薄香の郷愁風景

長崎県平戸市【港町・漁村】 地図 
 町並度 5 非俗化度 7 −入江の奥の小さな漁村 かつては遣唐使船の寄港も見た−

     





 薄香地区は市役所や平戸城跡とは丘陵を挟んだ反対側、島の西岸に位置し、深い入江の奥に家々が固まっている。
 家並は細い流れに沿うわずかな平地に固まり、路地風景が卓越する。漁師町の典型というイメージである。
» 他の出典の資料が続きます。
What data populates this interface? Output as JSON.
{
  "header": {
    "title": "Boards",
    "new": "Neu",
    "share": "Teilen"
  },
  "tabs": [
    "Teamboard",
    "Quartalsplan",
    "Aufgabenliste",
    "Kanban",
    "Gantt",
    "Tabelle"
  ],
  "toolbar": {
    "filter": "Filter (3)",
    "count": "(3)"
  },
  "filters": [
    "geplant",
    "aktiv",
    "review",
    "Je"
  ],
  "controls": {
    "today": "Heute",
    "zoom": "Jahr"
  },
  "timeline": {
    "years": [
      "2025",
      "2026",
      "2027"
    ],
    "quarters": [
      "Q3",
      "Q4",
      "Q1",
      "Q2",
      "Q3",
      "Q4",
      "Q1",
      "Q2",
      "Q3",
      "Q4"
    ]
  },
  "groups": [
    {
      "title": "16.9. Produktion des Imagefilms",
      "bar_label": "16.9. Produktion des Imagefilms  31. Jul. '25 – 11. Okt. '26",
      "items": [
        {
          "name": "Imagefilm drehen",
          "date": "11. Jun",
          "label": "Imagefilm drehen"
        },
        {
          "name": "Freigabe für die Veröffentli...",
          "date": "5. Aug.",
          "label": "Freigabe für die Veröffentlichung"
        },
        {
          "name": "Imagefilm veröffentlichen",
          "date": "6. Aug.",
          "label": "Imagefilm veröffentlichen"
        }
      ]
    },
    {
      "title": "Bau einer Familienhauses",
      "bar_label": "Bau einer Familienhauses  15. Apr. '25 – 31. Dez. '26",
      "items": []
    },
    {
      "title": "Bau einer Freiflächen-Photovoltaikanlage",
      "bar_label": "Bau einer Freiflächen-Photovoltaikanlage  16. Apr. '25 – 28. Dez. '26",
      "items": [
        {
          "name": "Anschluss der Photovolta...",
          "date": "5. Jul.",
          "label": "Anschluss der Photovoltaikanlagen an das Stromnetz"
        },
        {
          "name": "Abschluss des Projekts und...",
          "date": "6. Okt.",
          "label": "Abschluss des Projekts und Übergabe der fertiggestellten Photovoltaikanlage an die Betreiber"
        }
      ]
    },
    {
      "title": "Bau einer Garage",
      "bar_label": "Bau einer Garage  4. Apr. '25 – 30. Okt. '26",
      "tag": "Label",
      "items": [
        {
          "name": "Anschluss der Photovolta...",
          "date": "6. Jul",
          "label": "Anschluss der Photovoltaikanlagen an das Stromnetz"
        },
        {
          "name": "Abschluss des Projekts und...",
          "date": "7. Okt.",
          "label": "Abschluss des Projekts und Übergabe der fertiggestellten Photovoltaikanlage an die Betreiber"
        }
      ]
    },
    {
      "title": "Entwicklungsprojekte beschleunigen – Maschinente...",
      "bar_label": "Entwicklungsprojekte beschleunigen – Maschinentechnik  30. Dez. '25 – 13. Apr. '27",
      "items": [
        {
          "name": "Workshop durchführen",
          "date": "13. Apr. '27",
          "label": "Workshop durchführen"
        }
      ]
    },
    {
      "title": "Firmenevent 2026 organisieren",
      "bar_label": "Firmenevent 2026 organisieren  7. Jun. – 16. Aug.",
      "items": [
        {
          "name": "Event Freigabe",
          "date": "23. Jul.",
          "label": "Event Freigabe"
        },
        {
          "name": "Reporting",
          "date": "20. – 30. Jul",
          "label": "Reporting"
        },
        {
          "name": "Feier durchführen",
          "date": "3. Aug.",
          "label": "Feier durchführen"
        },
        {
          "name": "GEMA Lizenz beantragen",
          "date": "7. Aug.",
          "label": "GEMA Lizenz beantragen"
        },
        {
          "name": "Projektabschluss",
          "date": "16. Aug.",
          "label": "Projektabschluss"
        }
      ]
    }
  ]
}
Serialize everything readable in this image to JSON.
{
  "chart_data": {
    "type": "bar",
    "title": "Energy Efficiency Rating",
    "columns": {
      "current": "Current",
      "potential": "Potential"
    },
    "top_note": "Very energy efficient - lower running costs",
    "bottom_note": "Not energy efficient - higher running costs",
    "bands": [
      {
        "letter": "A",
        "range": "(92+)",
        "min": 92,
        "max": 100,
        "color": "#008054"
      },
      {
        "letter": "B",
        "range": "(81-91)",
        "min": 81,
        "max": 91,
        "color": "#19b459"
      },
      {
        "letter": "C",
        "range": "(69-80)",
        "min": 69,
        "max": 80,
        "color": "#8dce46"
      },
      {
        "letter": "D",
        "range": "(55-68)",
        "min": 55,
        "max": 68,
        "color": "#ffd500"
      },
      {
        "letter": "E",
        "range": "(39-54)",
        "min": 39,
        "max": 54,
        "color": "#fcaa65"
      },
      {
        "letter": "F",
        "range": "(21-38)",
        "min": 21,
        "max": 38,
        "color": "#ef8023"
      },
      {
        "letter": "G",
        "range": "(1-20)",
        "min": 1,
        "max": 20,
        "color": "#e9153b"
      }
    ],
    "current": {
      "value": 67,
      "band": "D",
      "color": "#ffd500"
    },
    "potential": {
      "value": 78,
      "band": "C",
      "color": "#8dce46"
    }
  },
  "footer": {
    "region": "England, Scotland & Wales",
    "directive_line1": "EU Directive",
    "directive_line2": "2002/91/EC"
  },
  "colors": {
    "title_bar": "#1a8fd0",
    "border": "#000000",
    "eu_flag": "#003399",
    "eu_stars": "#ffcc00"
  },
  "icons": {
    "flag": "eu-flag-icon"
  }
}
 古くは遣唐使船が寄港したといわれ、また永禄6(1563)年4月17日付のイエズス会修道士の書簡には、平戸在住のキリシタンが生月島に赴く神父を見送るため、「平戸の後方に在る薄香と称する地」までついていった、との記録が残るという。
薄香地区 漁港の風景






 
 漁業は江戸初期より盛んで、殊に鯛の一本釣りが盛んに行われた。島内でも最も漁業が盛んであったとされ、また前面の入江は広い内湾を持つため、避難港としても利用され賑わったという。また長らく平戸島の北西にある生月島への渡船基地でもあったが、生月大橋開通後はその役割を追え、今では純粋な漁村として息づいている。
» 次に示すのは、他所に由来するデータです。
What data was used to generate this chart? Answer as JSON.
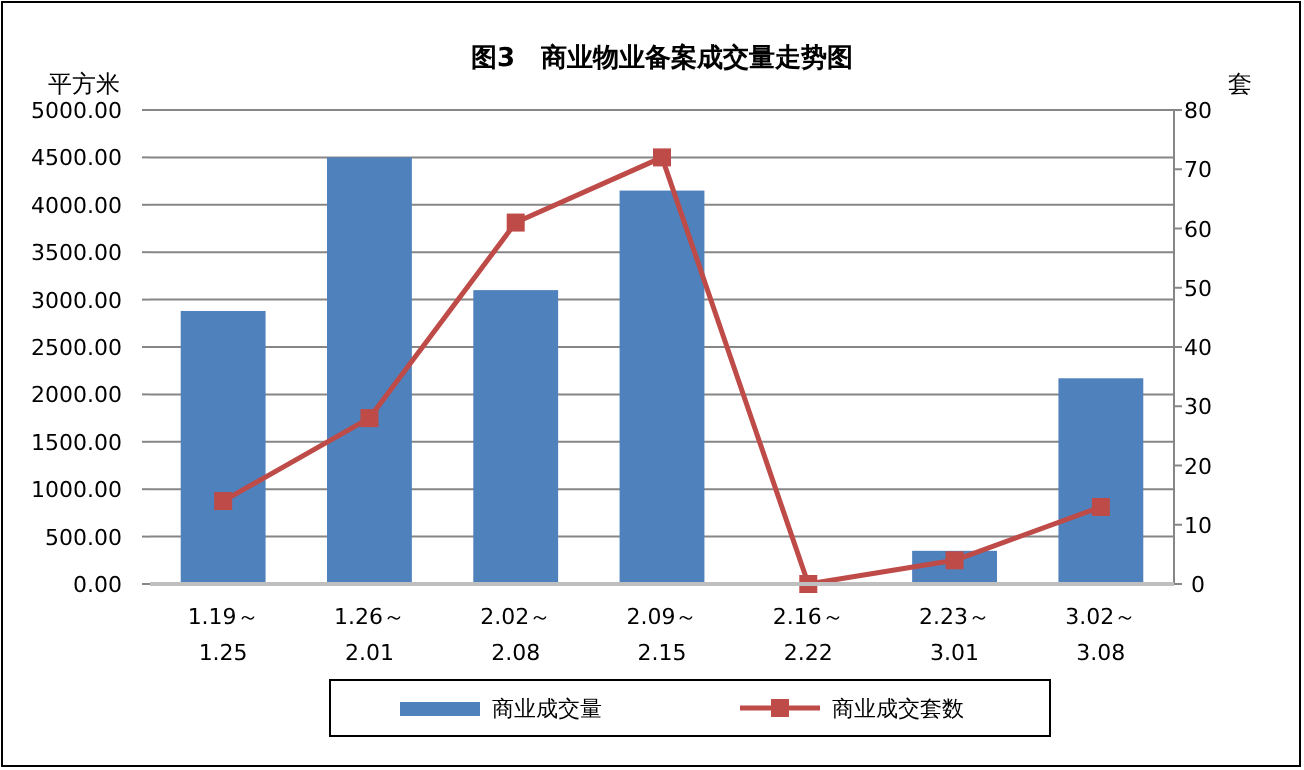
{
  "chart_data": {
    "type": "bar",
    "title": "图3　商业物业备案成交量走势图",
    "ylabel": "平方米",
    "y2label": "套",
    "categories": [
      "1.19～\n1.25",
      "1.26～\n2.01",
      "2.02～\n2.08",
      "2.09～\n2.15",
      "2.16～\n2.22",
      "2.23～\n3.01",
      "3.02～\n3.08"
    ],
    "series": [
      {
        "name": "商业成交量",
        "color": "#4f81bd",
        "values": [
          2880,
          4500,
          3100,
          4150,
          0,
          350,
          2170
        ]
      },
      {
        "name": "商业成交套数",
        "type": "line",
        "axis": "y2",
        "color": "#be4b48",
        "marker": "square",
        "values": [
          14,
          28,
          61,
          72,
          0,
          4,
          13
        ]
      }
    ],
    "ylim": [
      0,
      5000
    ],
    "yticks": [
      {
        "value": 0,
        "label": "0.00"
      },
      {
        "value": 500,
        "label": "500.00"
      },
      {
        "value": 1000,
        "label": "1000.00"
      },
      {
        "value": 1500,
        "label": "1500.00"
      },
      {
        "value": 2000,
        "label": "2000.00"
      },
      {
        "value": 2500,
        "label": "2500.00"
      },
      {
        "value": 3000,
        "label": "3000.00"
      },
      {
        "value": 3500,
        "label": "3500.00"
      },
      {
        "value": 4000,
        "label": "4000.00"
      },
      {
        "value": 4500,
        "label": "4500.00"
      },
      {
        "value": 5000,
        "label": "5000.00"
      }
    ],
    "y2lim": [
      0,
      80
    ],
    "y2ticks": [
      0,
      10,
      20,
      30,
      40,
      50,
      60,
      70,
      80
    ],
    "grid": "y",
    "legend": "bottom"
  }
}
 小さな集落で、しばらく歩いているといつの間にか密集する家並を抜ける。しかし新しい建材を用いた家屋は少なく、典型的な密集型漁村集落といえる。中には格子を持つやや大柄な家もあり、漁獲や渡船業などで富を得たのだろうか。一部には精緻な意匠の持送りを軒下に持つ家もあった。
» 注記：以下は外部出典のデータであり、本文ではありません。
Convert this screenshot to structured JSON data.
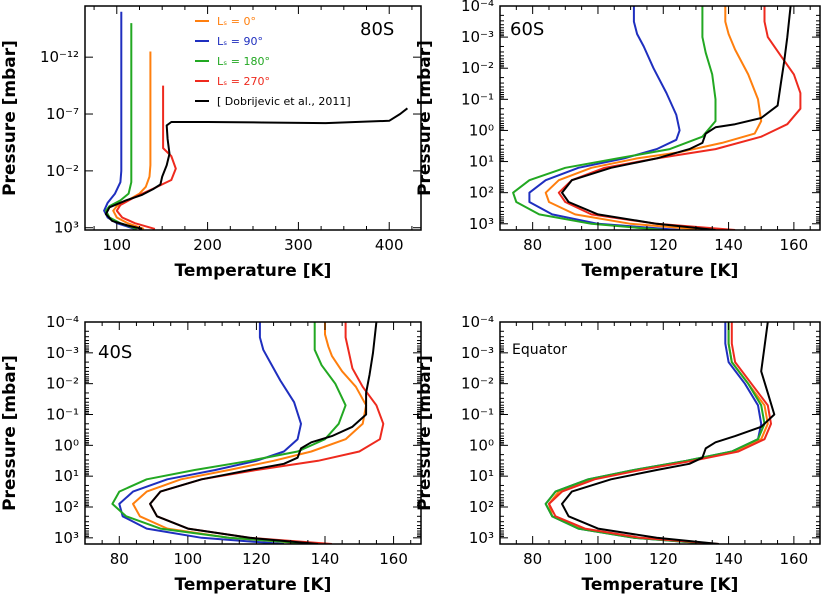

 坂道の一角には映画館の看板のある洋風の建物が残る。こういってはやや失礼だが、今では鄙には稀なというような佇まいである。実際現役だった頃、この町の賑わい度はどれほどの物だっただろうか。この建物は、ここをロケ地とした映画のために整備されたものということを、映画には今ひとつ疎い私は後に知った。